Steven Schveighoffer schveiguy at yahoo.com
Thu Jul 22 04:52:16 PDT 2010


On Wed, 21 Jul 2010 23:56:20 -0400, Walter Bright  
<newshound1 at digitalmars.com> wrote:

> Peter Alexander wrote:
>> == Quote from Walter Bright (newshound2 at digitalmars.com)'s article
>>> If some algorithms used ranges and others used iterators, the
>> poor programmer
>>> would find himself then obliged to implement both interfaces for
>> each container.
>>  This makes no sense.
>>  I don't understand why you see ranges and iterators as conflicting
>> concepts. The cursors/iterators are for referring to individual
>> elements, and ranges are for specifying iterations over a sequence.
>
> Right, so the container programmer is obliged to implement both.

With std.container, nobody is obliged to implement anything.  If you look  
at the model, everything is referred to as Stuff, which can be anything.

To further this point, SList accepts *two* types of ranges, a normal SList  
range, and a Take!(Slist.Range) range.  Really, a cursor is a Take range  
of length 1, so it's not a big leap to add such ranges.

Also note that typically, "supporting another range type" can be as easy  
as adding another branch to the template constraint if statement.

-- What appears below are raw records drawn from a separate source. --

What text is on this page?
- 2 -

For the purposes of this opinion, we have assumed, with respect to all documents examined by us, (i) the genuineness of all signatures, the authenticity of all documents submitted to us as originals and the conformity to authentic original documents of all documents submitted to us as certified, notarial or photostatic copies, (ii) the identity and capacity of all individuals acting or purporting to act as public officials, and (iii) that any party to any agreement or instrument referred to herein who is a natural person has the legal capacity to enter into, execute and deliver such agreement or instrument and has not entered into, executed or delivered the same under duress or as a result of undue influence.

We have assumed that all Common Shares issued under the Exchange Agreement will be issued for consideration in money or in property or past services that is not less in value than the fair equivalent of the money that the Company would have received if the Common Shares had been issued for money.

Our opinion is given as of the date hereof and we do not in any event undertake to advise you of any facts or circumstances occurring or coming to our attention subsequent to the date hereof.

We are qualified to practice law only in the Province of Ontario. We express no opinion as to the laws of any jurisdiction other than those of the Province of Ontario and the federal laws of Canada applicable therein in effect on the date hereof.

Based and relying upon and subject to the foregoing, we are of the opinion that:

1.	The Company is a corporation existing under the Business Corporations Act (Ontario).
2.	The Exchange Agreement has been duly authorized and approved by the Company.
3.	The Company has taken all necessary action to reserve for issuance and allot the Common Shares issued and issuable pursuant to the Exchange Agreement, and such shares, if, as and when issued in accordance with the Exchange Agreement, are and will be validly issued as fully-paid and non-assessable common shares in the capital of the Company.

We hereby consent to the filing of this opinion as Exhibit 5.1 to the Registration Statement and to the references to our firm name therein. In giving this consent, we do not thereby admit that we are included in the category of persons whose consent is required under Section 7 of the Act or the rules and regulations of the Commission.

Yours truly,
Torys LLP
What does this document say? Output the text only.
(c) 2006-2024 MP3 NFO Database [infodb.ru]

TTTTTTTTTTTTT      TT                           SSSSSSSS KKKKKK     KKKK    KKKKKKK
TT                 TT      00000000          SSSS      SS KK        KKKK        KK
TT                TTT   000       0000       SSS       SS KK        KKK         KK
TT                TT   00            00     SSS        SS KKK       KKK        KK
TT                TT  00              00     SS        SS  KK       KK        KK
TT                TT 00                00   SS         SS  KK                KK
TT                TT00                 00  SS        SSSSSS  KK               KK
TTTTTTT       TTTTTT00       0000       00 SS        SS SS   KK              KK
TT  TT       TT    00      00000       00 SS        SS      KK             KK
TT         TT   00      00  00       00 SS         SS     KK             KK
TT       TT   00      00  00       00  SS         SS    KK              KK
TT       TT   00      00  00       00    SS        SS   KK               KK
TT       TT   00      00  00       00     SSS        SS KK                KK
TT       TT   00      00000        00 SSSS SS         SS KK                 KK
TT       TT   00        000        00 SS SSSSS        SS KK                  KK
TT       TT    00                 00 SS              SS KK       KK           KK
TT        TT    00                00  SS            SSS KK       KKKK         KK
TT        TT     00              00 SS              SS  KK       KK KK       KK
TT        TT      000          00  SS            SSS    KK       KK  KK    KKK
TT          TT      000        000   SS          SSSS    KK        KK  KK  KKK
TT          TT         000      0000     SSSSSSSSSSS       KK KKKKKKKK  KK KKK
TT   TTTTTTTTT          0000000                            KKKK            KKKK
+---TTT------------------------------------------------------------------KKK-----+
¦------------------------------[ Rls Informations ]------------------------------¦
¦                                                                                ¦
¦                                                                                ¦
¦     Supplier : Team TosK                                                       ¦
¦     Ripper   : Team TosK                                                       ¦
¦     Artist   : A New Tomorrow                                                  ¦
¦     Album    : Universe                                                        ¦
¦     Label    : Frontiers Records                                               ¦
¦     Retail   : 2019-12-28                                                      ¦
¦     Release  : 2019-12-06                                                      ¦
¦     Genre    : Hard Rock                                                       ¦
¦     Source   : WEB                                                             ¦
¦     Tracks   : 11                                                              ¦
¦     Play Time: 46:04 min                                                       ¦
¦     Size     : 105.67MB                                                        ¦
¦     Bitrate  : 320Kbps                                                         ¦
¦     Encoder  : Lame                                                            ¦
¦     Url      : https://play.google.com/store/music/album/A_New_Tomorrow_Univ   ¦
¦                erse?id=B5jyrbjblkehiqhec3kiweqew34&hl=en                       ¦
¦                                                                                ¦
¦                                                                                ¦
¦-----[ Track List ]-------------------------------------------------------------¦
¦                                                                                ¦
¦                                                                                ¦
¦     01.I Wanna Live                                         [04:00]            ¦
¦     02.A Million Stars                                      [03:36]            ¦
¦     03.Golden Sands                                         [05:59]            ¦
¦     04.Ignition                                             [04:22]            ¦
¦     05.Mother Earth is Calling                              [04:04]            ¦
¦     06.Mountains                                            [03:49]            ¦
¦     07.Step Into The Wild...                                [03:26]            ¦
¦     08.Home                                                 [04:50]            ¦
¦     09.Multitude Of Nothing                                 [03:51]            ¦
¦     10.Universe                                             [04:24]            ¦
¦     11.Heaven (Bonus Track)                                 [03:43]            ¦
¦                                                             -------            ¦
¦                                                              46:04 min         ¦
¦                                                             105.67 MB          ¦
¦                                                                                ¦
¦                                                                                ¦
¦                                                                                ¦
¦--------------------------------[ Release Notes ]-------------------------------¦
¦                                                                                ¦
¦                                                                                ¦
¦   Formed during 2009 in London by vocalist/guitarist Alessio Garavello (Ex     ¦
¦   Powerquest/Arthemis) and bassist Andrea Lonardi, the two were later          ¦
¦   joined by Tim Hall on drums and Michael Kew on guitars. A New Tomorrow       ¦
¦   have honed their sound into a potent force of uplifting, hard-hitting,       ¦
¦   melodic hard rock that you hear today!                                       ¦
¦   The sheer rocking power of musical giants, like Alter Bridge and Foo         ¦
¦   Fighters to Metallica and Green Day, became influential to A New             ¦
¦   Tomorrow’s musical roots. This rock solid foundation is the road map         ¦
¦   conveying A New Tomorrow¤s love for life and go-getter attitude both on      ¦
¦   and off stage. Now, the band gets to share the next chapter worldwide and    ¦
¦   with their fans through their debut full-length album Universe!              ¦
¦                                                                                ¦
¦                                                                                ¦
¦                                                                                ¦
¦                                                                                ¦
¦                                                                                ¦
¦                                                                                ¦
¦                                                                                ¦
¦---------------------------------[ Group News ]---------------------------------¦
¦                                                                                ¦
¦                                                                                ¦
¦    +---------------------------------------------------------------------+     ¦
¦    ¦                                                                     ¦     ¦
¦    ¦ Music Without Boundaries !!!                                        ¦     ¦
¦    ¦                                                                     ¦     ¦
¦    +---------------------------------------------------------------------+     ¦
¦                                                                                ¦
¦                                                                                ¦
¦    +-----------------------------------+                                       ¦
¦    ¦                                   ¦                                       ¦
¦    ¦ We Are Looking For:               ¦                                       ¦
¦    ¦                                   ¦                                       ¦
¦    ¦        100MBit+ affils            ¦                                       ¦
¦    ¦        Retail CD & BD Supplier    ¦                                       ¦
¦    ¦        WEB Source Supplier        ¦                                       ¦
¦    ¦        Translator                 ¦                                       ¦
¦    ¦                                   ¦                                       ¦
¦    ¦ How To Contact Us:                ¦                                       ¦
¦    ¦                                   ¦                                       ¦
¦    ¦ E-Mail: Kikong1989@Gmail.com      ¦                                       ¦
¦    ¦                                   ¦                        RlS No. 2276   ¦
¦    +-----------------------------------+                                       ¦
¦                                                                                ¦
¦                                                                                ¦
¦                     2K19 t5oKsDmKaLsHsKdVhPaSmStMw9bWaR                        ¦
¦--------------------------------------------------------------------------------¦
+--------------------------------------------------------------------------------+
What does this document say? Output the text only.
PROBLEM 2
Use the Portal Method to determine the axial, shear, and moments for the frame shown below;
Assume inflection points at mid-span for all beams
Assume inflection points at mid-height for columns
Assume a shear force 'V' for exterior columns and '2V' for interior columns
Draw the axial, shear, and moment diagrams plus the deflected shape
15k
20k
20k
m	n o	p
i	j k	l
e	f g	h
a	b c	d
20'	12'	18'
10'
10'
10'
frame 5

>> There aren't two competing interfaces here. If your interface
>> requires a range of elements, you use a range. If it only needs a
>> single element, you use a cursor.
>
> The algorithm is the one doing the requiring, not the container. So, if  
> there are standard algorithms some of which require ranges and others  
> that require interfaces, the container implementor is obliged to provide  
> both.

Now you are just misinterpreting :)  Nobody said anything about D  
interfaces.

And ranges are supersets of cursors.  All ranges of containers can provide  
a cursor of the front element.  All dcollections ranges provide both begin  
and end cursors, so if you have a range and you need a cursor, it's just  
an accessor.

>>>> All I would like to see is some way to generically point to a
>>>> single element in a range.
>>> range[0] ?
>> That only works on arrays, therefore it is not generic.
>
> Any range can provide a [0] interface.

First, that is patently incorrect.  You cannot provide a [0] interface,  
you can only provide a [int] interface.  Which means you must throw on all  
values other than 0, and that is absolutely appalling.

Second, when he says point to a single element, he doesn't mean point to  
any element picked by the container, he means point to a *specific*  
element.  For example, he may want a pointer to the second element.

>>> There is the massive unsafeness of using iterators. We'd like
>> the whole of the
>>> algorithms to be guaranteed memory safe, and that cannot happen
>> with iterators.
>>> Being able to statically guarantee memory safety is a huge deal,
>> and the larger
>>> a program is and the larger the team working on it, the more
>> this matters.
>>  The iterators would not need to be used for iterations.
>
> Perhaps calling them iterators, then, is a source of confusion!

Yeah, dcollections changed iterators to cursor early on to avoid the  
confusion with C++ iterators, which they are not.